When we realize that these are just commercials, it's easier to see that we should take them with the same grain of salt we use when we're told that some shampoo will make us eternally happy. If the American public were given a more complete picture of the story of privatization, we'd see that they these folks think they can sell us a bill of goods. When we buy the shampoo thinking it would make our lives perfect, all we end up with is a bottle of shampoo and less money and, hopefully, clean hair. When we buy privatization, all we end up with is privatization, more money in the privatizer's pocket, and hopefully, the same level of services.
But even that may not be the case.
An example is the subcontracting of garbage collection services. In some cases, garbage and toxic waste has been improperly disposed of. The public had to pay to clean up, while the original contractor pocketed the money for services not received. Waste Management, Inc. is an example of a disposal company convicted for financial improprieties. It is well known that organized crime has infiltrated the waste industry.
The Challenger shuttle blew up because private subcontractor Morton Thiokol did not want to delay the launch. It also ignored internal warnings that its product was defective.

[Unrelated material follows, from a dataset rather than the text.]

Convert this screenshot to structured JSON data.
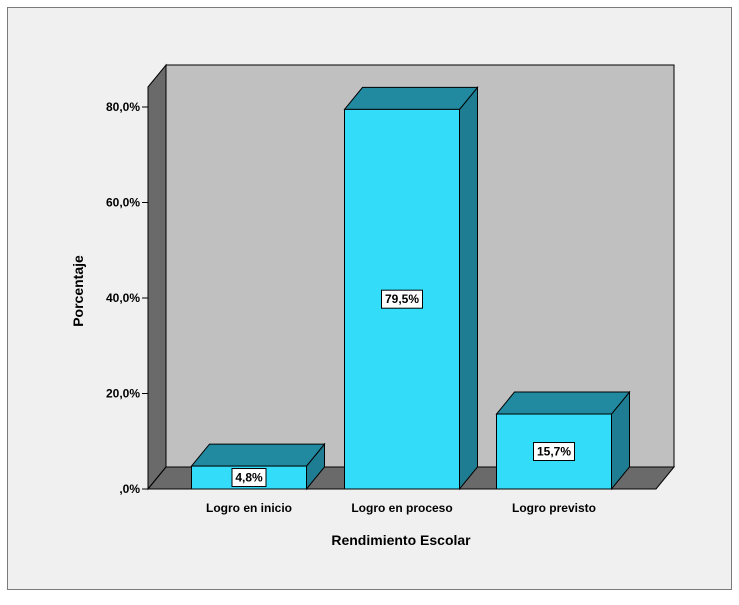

New York City subcontracted its Parking Violation Bureau to Datacom Systems Corp., a subsidiary of Lockheed. In 1987, evidence of bribes, extortion, and stealing were uncovered. When the work was returned to the public sector, stealing stopped and the cost of the service was 20% lower.
The Hebdon report found:
In conclusion, we found privatization to be, at best, a disruptive, socially destabilizing, and ultimately harmful method of cost saving. At its worst, privatization can actually increase costs, lower the quality of services, reduce public accountability, and marginalize citizen involvement in the democratic process. ... The rational solution is to seek creative alternatives to the way services are currently provided by improving the utilization of the existing workforce. The practical answer, we believe, can be found in fundamental reform of pubic sector work process through dialogue, discussion, and negotiations. This is the challenge for politicians, management officials in the public sector, public employee unions, and employees.